The Havana Consulting group, based in the US, reported that Cuba received $6.6 billion in cash remittances in 2018, with each of the approximately three million Cuban households who receive such remittances obtaining about $180-$220 per month. That seemingly rather small monthly amount nevertheless allows many families to survive since the average monthly salary in the state-run sector is less than $45.

Another group receiving a considerable amount in remittances is the elderly population with children or grandchildren abroad.
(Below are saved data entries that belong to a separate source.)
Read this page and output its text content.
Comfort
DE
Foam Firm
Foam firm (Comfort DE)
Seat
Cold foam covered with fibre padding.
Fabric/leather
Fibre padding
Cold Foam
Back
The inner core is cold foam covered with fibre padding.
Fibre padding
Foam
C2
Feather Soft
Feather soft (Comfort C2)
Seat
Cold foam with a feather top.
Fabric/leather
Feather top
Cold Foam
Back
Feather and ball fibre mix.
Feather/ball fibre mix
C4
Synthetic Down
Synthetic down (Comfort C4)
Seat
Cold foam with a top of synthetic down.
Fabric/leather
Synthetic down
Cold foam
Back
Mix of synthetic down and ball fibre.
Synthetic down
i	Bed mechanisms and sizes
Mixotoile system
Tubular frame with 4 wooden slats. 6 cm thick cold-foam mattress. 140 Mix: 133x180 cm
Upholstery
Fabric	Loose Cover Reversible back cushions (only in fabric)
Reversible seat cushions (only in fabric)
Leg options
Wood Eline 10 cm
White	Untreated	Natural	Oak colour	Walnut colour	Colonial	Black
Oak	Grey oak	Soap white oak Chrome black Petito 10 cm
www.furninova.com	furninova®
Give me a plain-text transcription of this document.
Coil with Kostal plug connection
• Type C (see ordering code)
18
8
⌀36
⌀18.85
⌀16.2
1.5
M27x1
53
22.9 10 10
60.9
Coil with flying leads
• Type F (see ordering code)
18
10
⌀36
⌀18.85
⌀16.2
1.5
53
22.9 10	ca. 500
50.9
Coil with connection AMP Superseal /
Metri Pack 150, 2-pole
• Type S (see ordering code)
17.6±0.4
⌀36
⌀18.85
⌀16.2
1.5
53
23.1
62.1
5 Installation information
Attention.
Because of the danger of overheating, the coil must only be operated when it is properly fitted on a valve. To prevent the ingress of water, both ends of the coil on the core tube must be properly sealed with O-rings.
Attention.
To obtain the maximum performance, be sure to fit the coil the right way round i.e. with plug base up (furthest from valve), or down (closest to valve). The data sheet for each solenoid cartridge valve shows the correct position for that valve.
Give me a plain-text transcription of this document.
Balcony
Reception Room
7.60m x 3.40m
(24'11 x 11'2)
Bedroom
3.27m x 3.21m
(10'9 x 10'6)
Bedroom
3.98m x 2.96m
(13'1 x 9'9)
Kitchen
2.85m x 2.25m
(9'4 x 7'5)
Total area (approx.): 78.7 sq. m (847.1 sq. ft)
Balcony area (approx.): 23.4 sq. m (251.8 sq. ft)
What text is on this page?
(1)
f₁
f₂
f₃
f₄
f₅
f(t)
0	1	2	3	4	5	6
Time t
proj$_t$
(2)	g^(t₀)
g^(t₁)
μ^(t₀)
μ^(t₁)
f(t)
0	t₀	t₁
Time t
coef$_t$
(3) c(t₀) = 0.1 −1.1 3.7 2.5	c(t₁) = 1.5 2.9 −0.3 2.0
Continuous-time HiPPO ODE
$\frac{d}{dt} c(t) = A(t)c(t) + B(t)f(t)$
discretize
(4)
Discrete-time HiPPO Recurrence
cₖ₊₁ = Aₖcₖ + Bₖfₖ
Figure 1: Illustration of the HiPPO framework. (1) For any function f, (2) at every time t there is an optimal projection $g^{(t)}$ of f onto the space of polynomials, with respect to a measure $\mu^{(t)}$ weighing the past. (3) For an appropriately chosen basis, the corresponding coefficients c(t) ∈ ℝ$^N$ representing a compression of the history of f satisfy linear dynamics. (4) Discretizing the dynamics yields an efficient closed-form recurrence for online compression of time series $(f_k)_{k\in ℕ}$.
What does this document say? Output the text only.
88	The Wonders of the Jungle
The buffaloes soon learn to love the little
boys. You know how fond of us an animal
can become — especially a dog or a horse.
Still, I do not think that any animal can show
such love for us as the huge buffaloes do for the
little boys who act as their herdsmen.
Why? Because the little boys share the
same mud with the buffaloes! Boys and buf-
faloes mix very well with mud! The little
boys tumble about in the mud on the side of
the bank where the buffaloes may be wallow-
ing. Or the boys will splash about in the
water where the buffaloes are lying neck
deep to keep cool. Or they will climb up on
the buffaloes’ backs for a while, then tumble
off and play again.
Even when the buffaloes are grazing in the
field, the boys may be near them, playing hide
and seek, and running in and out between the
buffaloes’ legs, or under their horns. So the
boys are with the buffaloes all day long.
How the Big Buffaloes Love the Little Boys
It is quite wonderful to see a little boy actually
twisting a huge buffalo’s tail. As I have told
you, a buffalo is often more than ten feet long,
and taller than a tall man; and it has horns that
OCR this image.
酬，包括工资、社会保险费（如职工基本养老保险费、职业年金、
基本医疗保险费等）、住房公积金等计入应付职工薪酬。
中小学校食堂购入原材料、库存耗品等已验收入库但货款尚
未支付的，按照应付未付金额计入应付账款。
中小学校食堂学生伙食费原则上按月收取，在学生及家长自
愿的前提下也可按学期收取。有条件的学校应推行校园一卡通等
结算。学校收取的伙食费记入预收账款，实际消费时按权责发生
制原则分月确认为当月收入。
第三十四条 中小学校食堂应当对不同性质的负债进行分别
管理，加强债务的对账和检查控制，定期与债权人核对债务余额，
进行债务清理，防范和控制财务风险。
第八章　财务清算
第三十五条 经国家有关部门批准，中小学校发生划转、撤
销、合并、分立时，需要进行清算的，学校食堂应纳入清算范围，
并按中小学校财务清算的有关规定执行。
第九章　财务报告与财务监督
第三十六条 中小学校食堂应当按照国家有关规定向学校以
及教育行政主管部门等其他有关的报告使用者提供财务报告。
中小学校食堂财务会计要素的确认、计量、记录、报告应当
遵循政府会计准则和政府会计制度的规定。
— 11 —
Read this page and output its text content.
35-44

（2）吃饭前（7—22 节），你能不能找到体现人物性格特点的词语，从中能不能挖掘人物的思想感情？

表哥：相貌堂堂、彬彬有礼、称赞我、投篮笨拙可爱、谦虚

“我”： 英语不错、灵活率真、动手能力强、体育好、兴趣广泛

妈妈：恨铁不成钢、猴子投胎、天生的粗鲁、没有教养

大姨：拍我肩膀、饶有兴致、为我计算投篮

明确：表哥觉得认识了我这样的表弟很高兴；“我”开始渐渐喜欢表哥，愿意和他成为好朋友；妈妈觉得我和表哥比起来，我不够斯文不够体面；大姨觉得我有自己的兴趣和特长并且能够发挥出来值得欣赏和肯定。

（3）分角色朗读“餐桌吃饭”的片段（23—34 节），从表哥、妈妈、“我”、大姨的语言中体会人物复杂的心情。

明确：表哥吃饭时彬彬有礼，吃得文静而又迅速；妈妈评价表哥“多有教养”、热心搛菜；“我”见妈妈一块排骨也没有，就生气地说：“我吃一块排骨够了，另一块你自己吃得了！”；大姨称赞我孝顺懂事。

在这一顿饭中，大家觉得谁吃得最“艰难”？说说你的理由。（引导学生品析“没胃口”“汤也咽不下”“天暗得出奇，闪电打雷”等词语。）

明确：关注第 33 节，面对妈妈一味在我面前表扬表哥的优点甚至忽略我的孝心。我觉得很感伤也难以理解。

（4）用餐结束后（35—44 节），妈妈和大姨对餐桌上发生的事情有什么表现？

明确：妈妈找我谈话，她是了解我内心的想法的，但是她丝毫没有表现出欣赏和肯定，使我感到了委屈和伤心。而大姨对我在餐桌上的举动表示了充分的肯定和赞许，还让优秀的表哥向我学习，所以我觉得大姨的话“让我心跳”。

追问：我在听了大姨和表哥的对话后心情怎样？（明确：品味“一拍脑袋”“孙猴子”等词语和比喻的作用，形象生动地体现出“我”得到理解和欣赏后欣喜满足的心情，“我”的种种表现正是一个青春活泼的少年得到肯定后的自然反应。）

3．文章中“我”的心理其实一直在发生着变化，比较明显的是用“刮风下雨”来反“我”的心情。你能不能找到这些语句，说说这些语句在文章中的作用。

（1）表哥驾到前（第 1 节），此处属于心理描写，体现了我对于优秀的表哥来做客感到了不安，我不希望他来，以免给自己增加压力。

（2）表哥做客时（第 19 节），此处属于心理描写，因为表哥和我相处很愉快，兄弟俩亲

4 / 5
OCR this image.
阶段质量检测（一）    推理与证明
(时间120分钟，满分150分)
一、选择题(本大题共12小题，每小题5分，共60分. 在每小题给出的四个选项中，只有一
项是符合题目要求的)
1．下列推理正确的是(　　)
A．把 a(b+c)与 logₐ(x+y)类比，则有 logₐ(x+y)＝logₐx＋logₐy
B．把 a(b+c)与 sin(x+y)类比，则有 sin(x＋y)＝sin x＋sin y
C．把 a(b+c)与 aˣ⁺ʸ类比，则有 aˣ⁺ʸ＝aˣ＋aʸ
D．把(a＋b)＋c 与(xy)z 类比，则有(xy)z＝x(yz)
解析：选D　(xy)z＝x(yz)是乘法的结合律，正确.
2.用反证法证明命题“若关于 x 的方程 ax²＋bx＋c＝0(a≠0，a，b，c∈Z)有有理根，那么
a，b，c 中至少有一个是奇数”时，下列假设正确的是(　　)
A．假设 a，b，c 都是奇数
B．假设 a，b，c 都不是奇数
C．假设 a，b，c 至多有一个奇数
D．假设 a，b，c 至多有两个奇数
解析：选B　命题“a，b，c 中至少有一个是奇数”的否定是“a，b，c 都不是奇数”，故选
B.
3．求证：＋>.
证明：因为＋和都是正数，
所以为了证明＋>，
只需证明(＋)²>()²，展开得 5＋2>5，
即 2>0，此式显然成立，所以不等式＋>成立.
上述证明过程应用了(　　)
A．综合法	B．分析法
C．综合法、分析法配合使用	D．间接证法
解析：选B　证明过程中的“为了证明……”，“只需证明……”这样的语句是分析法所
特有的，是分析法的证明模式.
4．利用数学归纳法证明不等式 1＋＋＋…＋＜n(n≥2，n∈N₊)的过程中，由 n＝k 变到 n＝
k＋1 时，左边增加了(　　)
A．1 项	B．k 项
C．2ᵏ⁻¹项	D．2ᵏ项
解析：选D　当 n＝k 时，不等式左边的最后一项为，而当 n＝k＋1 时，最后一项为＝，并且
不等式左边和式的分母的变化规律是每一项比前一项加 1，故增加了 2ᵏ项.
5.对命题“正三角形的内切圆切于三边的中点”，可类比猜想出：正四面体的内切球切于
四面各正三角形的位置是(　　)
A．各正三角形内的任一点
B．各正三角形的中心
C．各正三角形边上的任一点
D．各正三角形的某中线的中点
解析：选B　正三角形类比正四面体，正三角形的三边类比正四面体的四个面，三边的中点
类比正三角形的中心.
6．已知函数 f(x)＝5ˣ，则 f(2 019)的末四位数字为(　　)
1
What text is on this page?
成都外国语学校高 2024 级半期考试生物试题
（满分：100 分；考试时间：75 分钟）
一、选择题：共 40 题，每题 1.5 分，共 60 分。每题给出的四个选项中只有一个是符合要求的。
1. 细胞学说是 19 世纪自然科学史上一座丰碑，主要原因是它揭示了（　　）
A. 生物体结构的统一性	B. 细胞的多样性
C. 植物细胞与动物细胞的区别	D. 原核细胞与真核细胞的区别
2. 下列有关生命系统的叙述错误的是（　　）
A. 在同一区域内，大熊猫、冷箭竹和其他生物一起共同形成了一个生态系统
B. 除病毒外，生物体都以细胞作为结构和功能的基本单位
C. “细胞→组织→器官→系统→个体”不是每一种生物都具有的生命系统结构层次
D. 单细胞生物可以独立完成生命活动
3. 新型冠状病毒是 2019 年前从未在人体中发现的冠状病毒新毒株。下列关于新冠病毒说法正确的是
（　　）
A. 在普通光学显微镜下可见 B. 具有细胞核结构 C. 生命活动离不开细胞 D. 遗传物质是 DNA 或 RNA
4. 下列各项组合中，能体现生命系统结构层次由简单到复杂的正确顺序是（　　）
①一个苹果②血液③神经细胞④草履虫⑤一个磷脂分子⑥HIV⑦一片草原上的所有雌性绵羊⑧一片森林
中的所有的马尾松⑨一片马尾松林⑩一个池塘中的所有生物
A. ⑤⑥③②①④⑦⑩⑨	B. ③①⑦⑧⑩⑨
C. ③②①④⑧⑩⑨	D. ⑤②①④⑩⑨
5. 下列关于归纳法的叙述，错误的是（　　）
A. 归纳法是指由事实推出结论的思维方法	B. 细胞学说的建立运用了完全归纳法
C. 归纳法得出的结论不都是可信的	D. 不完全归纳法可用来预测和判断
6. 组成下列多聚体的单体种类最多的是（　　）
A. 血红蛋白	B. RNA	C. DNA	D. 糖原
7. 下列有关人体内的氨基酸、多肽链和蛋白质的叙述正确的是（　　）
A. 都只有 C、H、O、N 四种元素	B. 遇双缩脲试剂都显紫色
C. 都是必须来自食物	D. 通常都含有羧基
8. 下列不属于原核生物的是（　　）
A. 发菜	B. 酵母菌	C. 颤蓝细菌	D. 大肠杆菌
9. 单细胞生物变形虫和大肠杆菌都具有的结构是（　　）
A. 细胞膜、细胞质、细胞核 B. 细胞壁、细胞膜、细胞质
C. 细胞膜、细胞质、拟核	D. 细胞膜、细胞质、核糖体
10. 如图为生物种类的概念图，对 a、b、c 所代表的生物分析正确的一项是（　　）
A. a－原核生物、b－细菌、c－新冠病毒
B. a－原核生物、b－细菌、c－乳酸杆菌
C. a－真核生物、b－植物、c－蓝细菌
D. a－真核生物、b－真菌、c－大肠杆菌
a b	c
Retirement pensions in Cuba barely average $15 per month and so the help from abroad can mean the difference between being able to eat and going hungry.

Moreover, thousands of Cubans who since 2015 have been able to offer lodging in their homes to tourists via Airbnb would also be negatively impacted.

The sanctions announced on Wednesday are not the first to target remittances to Cuba.

Last February, Western Union had to stop offering the option of sending money to the island from third countries, allegedly due to difficulties in completing this kind of transaction because of the tightening of the US embargo.

Five months earlier, the OFAC had prohibited “U-Turn” transactions, thus impeding banks under US jurisdiction from processing certain money transfers to Cuba although they may have originated and terminated outside the US.

Also designated as illegal were remittances to close relatives of Cuban officials on the black list and members of the Cuban Communist Party, and remittances to others were limited to $1,000 per person per quarter.